Stalin merkte schnell, die Juden tendieren zwar zum Sozialismus, jedoch nicht zu dem unter den Kasernenbedingungen der Sowjetunion. Frei, demokratisch und sozialistisch wollten es viele Juden in Israel. Der natürliche Partner für diese Rahmenbedingungen waren die Vereinigten Staaten. Die hatten es zwar nicht mit dem Sozialismus, aber unter demokratischen Bedingungen konnte der Klamauk ja nicht so schlimm werden. Die Amis hatten recht, wie der weitere Fortgang im entstehenden Israel des 20. Jahrhunderts bewies.

Stalin schwenkte um, vom temporären Nah-Ost-Juden-Förderer schwenkte er zurück zum in zaristischer Manier agierenden Judenmißgönner. Die jüdische Weltverschwörung waberte wieder durch die politische Landschaft, eine jüdische Ärzteverschwörung wurde in Stalins Umfeld strategisch „aufgedeckt“ und ein Schauprozess gegen die „jüdischen Ärzte“ war in Vorbereitung. Des Diktators Ausscheiden aus den weltlichen Dingen im März 1953 behütete die sowjetischen Juden vor der nächsten Pogromwelle nach dem Holocaust.
Siehe: Dan Diner: Ein anderer Krieg

Nach Stalins Tod kam zwar eine sogenannte Tauwetterperiode, eingeleitet mit Chruschtschows Geheimrede, doch die sowjetische Politik gegen den „zionistischen Judenstaat Israel als Marionette des US-Imperialismus“ blieb.  Auch in der DDR wurde Israel verteufelt und wurden seine Vernichter gepäppelt.

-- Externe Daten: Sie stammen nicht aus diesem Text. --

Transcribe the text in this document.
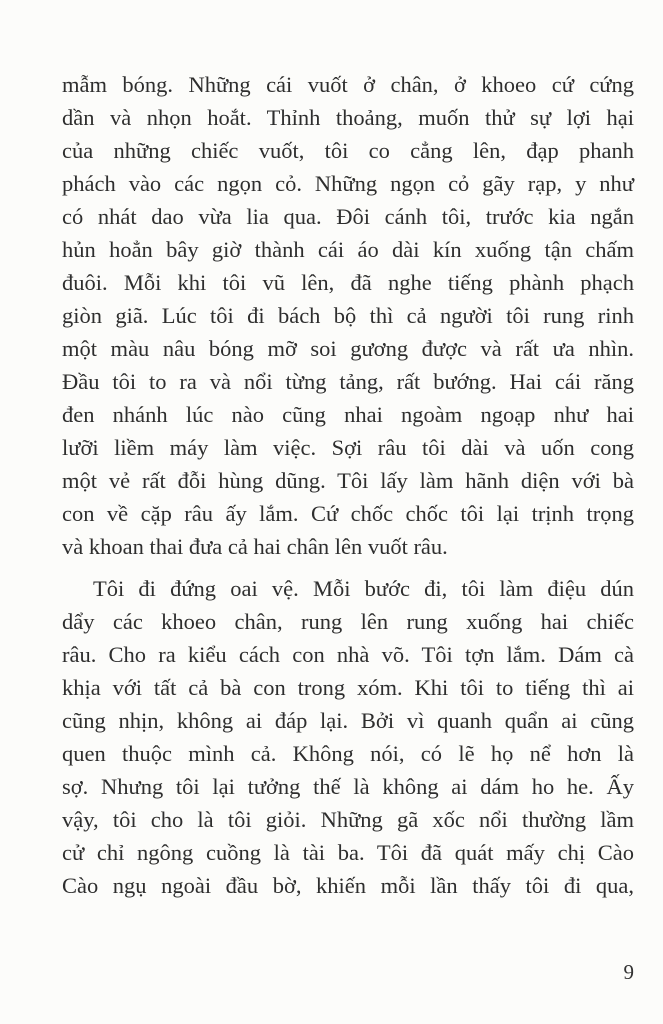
mẫm bóng. Những cái vuốt ở chân, ở khoeo cứ cứng
dần và nhọn hoắt. Thỉnh thoảng, muốn thử sự lợi hại
của những chiếc vuốt, tôi co cẳng lên, đạp phanh
phách vào các ngọn cỏ. Những ngọn cỏ gãy rạp, y như
có nhát dao vừa lia qua. Đôi cánh tôi, trước kia ngắn
hủn hoẳn bây giờ thành cái áo dài kín xuống tận chấm
đuôi. Mỗi khi tôi vũ lên, đã nghe tiếng phành phạch
giòn giã. Lúc tôi đi bách bộ thì cả người tôi rung rinh
một màu nâu bóng mỡ soi gương được và rất ưa nhìn.
Đầu tôi to ra và nổi từng tảng, rất bướng. Hai cái răng
đen nhánh lúc nào cũng nhai ngoàm ngoạp như hai
lưỡi liềm máy làm việc. Sợi râu tôi dài và uốn cong
một vẻ rất đỗi hùng dũng. Tôi lấy làm hãnh diện với bà
con về cặp râu ấy lắm. Cứ chốc chốc tôi lại trịnh trọng
và khoan thai đưa cả hai chân lên vuốt râu.
Tôi đi đứng oai vệ. Mỗi bước đi, tôi làm điệu dún
dẩy các khoeo chân, rung lên rung xuống hai chiếc
râu. Cho ra kiểu cách con nhà võ. Tôi tợn lắm. Dám cà
khịa với tất cả bà con trong xóm. Khi tôi to tiếng thì ai
cũng nhịn, không ai đáp lại. Bởi vì quanh quẩn ai cũng
quen thuộc mình cả. Không nói, có lẽ họ nể hơn là
sợ. Nhưng tôi lại tưởng thế là không ai dám ho he. Ấy
vậy, tôi cho là tôi giỏi. Những gã xốc nổi thường lầm
cử chỉ ngông cuồng là tài ba. Tôi đã quát mấy chị Cào
Cào ngụ ngoài đầu bờ, khiến mỗi lần thấy tôi đi qua,
9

Der Antisemitismus und die Israelfeindlichkeit von AfD und BSW sind noch immer lebende Tentakel der sowjetischen Indoktrinierung, verbunden mit gesamtdeutschen Ressentiments aus NS-Zeiten.

Warum das Ausschweifen nach Israel und in den Nahen Osten, wenn ich doch meinen Satz „Ich schreib‘ beim Juden!“ auf den deutschen Staatsbürger Broder münze? Broder ist Deutscher, kein Israeli. Soweit ich weiß, geht er weder in Deutschland noch in Israel zum Zwecke der Religionsausübung in Synagogen. Broder nimmt an deutschen Wahlen teil, nicht an israelischen. Broders Regierungen sind deutsche Regierungen, keine israelischen. Broder schreibt und handelt als engagierter deutscher Staatsbürger, nicht als israelischer. Letzteres ist er nicht.

Henryk M. Broder kritisiert den Mumpitz der Transformation und allerlei weiteren unsäglichen Unfug. Deshalb gilt er im linksgrünen Mainstream als Rechter und seine Achse des Guten als verdammungswürdiges und zur wirtschaftlichen Vernichtung freigegebenes Medium. Wer bei Achgut schreibt, fällt ebenfalls unter dieses Verdikt. Es riecht und schmeckt nach „Annonciert nicht beim (rechten) Juden! Scheibt nicht beim (rechten) Juden!“

Achgut steht auf Seiten des von Vernichtung bedrohten Israels und der überfallenen Ukraine. Das missfällt vielen Putinfreunden im Lande. Auch die sehen insgeheim den Juden Broder und nicht den Journalisten Broder.

Es hat sich also nix geändert. Juden, ob religiös oder säkular, bleiben unter besonderer Beobachtung. Und wenn sie die Klappe und dazu noch intelligent aufmachen, wird’s anrüchig.

Diesen Text schreibe ich vor dem 7. Oktober 2024. Ich schreibe gern beim Juden. Auch weil der israelische Jude Netanyahu in diesen Tagen, Wochen und Monaten drauf und dran ist, nicht nur Israel und sein Volk vor der Vernichtung langfristig zu retten und eine friedvollere Ordnung im Nahen Osten zu etablieren, sondern weil er damit sogar dem feigen Westen das Überleben sichert.